Effects of Vertical Transmission and Human Contact on Zika Dynamics

The main objective of Zika transmission studies is to work out the simplest approach to scale back human mortality and morbidity caused by the disease. Therefore, it is essential to spot the relative importance of the various factors contributing to the transmission and prevalence of the disease. Many mathematical models have been formulated incorporating vector-to-human transmission or human-to-human transmission. However, they do not take into consideration the mixture of both sorts of transmission. It raises the question of the impact of both sorts of transmission on the disease dynamics. We develop a mathematical model of Zika with the vertical transmission in the vector population and human-to-human transmission to answer this question. It includes the immature phase of mosquitoes (eggs), adult mosquitoes (susceptible, exposed, and infectious), and human hosts (susceptible, exposed, infectious, and recovered). Results show that neglecting sexual transmission results in an understatement of the proportion of the infected population. Furthermore, it reduces the speed of disease spreading.
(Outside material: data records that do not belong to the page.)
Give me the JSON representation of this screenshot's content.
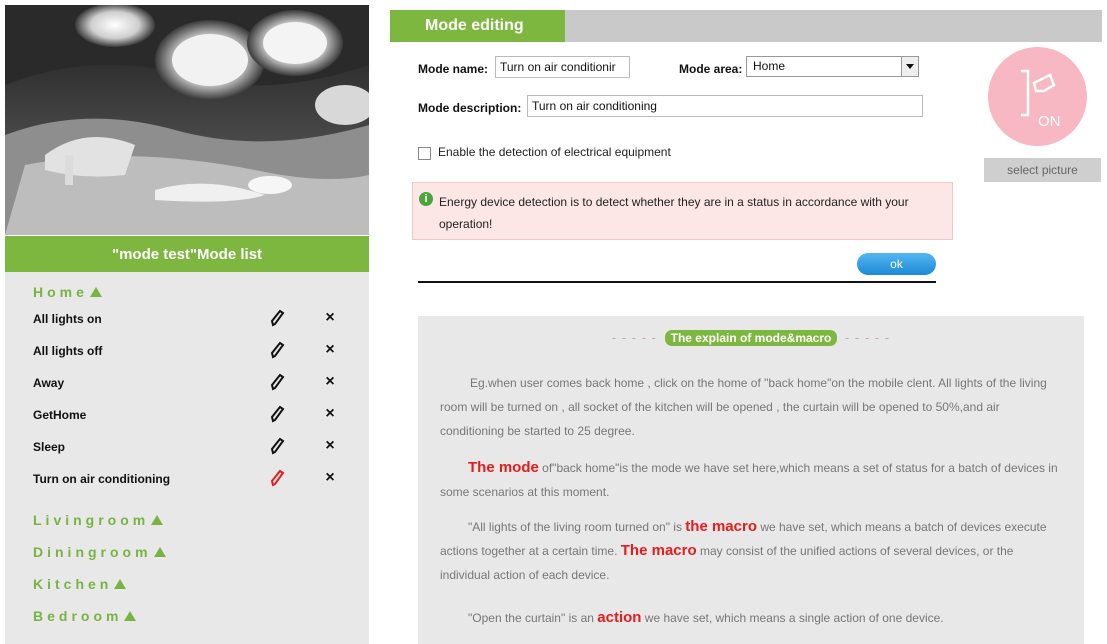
{
  "list_header": "\"mode test\"Mode list",
  "groups": [
    {
      "name": "Home"
    },
    {
      "name": "Livingroom"
    },
    {
      "name": "Diningroom"
    },
    {
      "name": "Kitchen"
    },
    {
      "name": "Bedroom"
    }
  ],
  "modes": [
    {
      "name": "All lights on"
    },
    {
      "name": "All lights off"
    },
    {
      "name": "Away"
    },
    {
      "name": "GetHome"
    },
    {
      "name": "Sleep"
    },
    {
      "name": "Turn on air conditioning"
    }
  ],
  "tab": {
    "title": "Mode editing"
  },
  "form": {
    "mode_name_label": "Mode name:",
    "mode_name_value": "Turn on air conditionir",
    "mode_area_label": "Mode area:",
    "mode_area_value": "Home",
    "mode_desc_label": "Mode description:",
    "mode_desc_value": "Turn on air conditioning",
    "checkbox_label": "Enable the detection of electrical equipment",
    "notice": "Energy device detection is to detect whether they are in a status in accordance with your operation!",
    "ok_label": "ok",
    "picture_label": "ON",
    "select_picture": "select picture"
  },
  "explain": {
    "title_dashes_left": "- - - - -",
    "title": "The explain of  mode&macro",
    "title_dashes_right": "- - - - -",
    "p1": "Eg.when user comes back home , click on the home of \"back home\"on the mobile clent. All lights of the living room will be turned on , all socket of the kitchen will be opened , the curtain will be opened to 50%,and air conditioning be started to 25 degree.",
    "p2_hl": "The mode",
    "p2_rest": " of\"back home\"is the mode we have set here,which means a set of status for a batch of devices in some scenarios at this moment.",
    "p3_a": "\"All lights of the living room turned on\" is ",
    "p3_hl1": "the macro",
    "p3_b": " we have set, which means a batch of devices execute actions together at a certain time. ",
    "p3_hl2": "The macro",
    "p3_c": " may consist of the unified actions of several devices, or the individual action of each device.",
    "p4_a": "\"Open the curtain\" is an ",
    "p4_hl": "action",
    "p4_b": " we have set, which means a single action of one device."
  },
  "colors": {
    "green": "#7db73f",
    "red_highlight": "#e51c1c",
    "ok_blue": "#1e8ad4",
    "pink": "#f7b7c3"
  },
  "icons": [
    "pencil-icon",
    "close-icon",
    "info-icon",
    "switch-picture-icon",
    "chevron-up-icon"
  ]
}
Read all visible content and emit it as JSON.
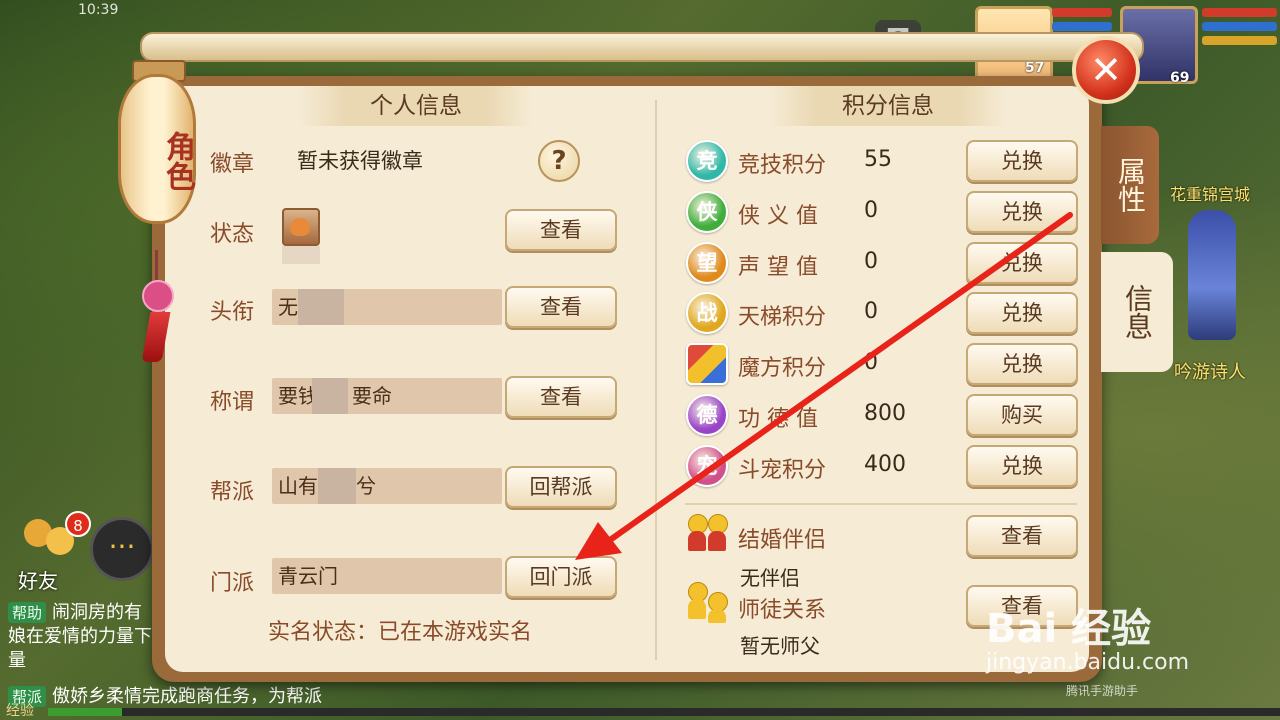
{
  "status_time": "10:39",
  "hud": {
    "avatar_level_1": "57",
    "avatar_level_2": "69",
    "npc_name_1": "花重锦宫城",
    "npc_name_2": "吟游诗人"
  },
  "lantern_label": "角色",
  "close_label": "✕",
  "tabs": {
    "attributes": "属性",
    "info": "信息"
  },
  "personal": {
    "header": "个人信息",
    "badge_label": "徽章",
    "badge_value": "暂未获得徽章",
    "help": "?",
    "status_label": "状态",
    "title_label": "头衔",
    "title_value": "无",
    "appellation_label": "称谓",
    "appellation_value_a": "要钱",
    "appellation_value_b": "要命",
    "guild_label": "帮派",
    "guild_value_a": "山有",
    "guild_value_b": "兮",
    "sect_label": "门派",
    "sect_value": "青云门",
    "view_label": "查看",
    "return_guild_label": "回帮派",
    "return_sect_label": "回门派",
    "realname": "实名状态：已在本游戏实名"
  },
  "points": {
    "header": "积分信息",
    "items": [
      {
        "icon": "竞",
        "label": "竞技积分",
        "value": "55",
        "button": "兑换",
        "color": "#2fb8a8"
      },
      {
        "icon": "侠",
        "label": "侠 义 值",
        "value": "0",
        "button": "兑换",
        "color": "#3fae3a"
      },
      {
        "icon": "望",
        "label": "声 望 值",
        "value": "0",
        "button": "兑换",
        "color": "#e08a1e"
      },
      {
        "icon": "战",
        "label": "天梯积分",
        "value": "0",
        "button": "兑换",
        "color": "#e0a81e"
      },
      {
        "icon": "",
        "label": "魔方积分",
        "value": "0",
        "button": "兑换",
        "color": "#c0502a"
      },
      {
        "icon": "德",
        "label": "功 德 值",
        "value": "800",
        "button": "购买",
        "color": "#9a45c8"
      },
      {
        "icon": "宠",
        "label": "斗宠积分",
        "value": "400",
        "button": "兑换",
        "color": "#d0508a"
      }
    ],
    "marriage_label": "结婚伴侣",
    "marriage_status": "无伴侣",
    "mentor_label": "师徒关系",
    "mentor_status": "暂无师父",
    "view_label": "查看"
  },
  "friends": {
    "label": "好友",
    "badge": "8"
  },
  "chat": {
    "button": "···",
    "lines": [
      {
        "tag": "帮助",
        "text": "闹洞房的有"
      },
      {
        "tag": "",
        "text": "娘在爱情的力量下"
      },
      {
        "tag": "",
        "text": "量"
      },
      {
        "tag": "帮派",
        "text": "傲娇乡柔情完成跑商任务，为帮派"
      }
    ]
  },
  "exp_label": "经验",
  "exp_fraction": 0.06,
  "watermark": {
    "brand": "Bai 经验",
    "url": "jingyan.baidu.com",
    "assist": "腾讯手游助手"
  }
}
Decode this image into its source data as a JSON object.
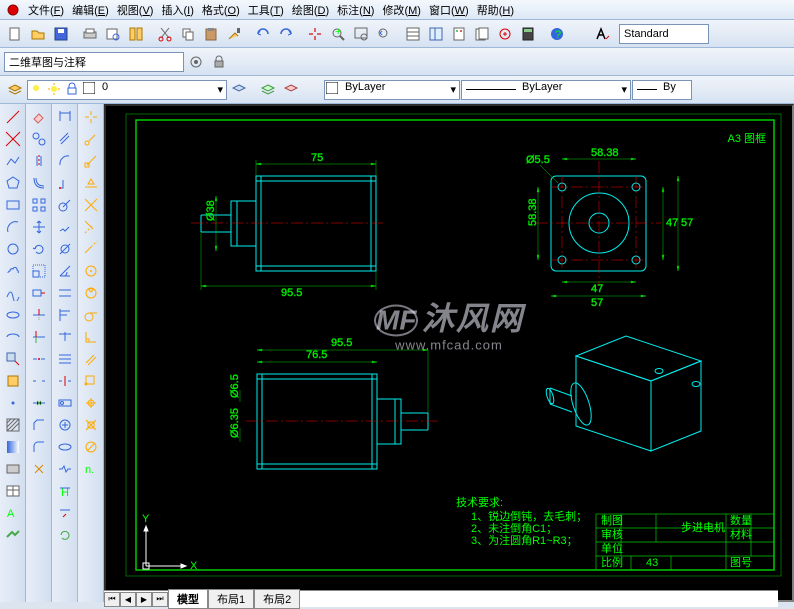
{
  "menubar": {
    "items": [
      {
        "label": "文件",
        "key": "F"
      },
      {
        "label": "编辑",
        "key": "E"
      },
      {
        "label": "视图",
        "key": "V"
      },
      {
        "label": "插入",
        "key": "I"
      },
      {
        "label": "格式",
        "key": "O"
      },
      {
        "label": "工具",
        "key": "T"
      },
      {
        "label": "绘图",
        "key": "D"
      },
      {
        "label": "标注",
        "key": "N"
      },
      {
        "label": "修改",
        "key": "M"
      },
      {
        "label": "窗口",
        "key": "W"
      },
      {
        "label": "帮助",
        "key": "H"
      }
    ]
  },
  "toolbar1": {
    "style_label": "Standard"
  },
  "toolbar2": {
    "workspace": "二维草图与注释"
  },
  "toolbar3": {
    "layer_value": "0",
    "color_label": "ByLayer",
    "linetype_label": "ByLayer",
    "lineweight_label": "By"
  },
  "drawing": {
    "frame_label": "A3 图框",
    "dims": {
      "d1": "75",
      "d2": "95.5",
      "d3": "Ø38",
      "d4": "Ø5.5",
      "d5": "58.38",
      "d6": "58.38",
      "d7": "47",
      "d8": "47",
      "d9": "57",
      "d10": "57",
      "d11": "76.5",
      "d12": "95.5",
      "d13": "Ø6.5",
      "d14": "Ø6.35"
    },
    "tech_title": "技术要求:",
    "tech_lines": [
      "1、锐边倒钝，去毛刺；",
      "2、未注倒角C1；",
      "3、为注圆角R1~R3；"
    ],
    "titleblock": {
      "part_name": "步进电机",
      "scale_value": "43",
      "row1a": "制图",
      "row2a": "审核",
      "row3a": "单位",
      "scale_label": "比例",
      "num_label": "数量",
      "mat_label": "材料",
      "sheet_label": "图号"
    },
    "ucs": {
      "x": "X",
      "y": "Y"
    }
  },
  "tabs": {
    "items": [
      "模型",
      "布局1",
      "布局2"
    ],
    "active": 0
  },
  "watermark": {
    "main": "沐风网",
    "sub": "www.mfcad.com"
  }
}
On the other hand, vertical transmission in mosquitoes has a negligible effect on the dynamics of disease spread. We perform a sensitivity analysis of the reproductive number R(0 )to raise to understand the parameters driving the dynamics of the disease. It appears that the most sensitive parameters in decreasing order are as follows: the adult mosquito death rate, the sting rate, the transmission probability of mosquito to human, and, therefore, the transmission probability of human to mosquito. Furthermore, the proportion at the equilibrium of infected humans is extremely sensitive to the transition rate from the immature vector stage to the adult stage, the human-to-human transmission rate, and, therefore, the human recovery rate. These results confirm that control policies targeting the vector population and, therefore, the recovery rate of people are pretty effective solutions. To validate the model and estimate the important parameters of the model and the prediction of the disease, we consider the real cases in Colombia from 2016. In a series of graphic maps, we presented the comparative study to estimate the disease scenarios and to predict the time limit of the epidemic control measure.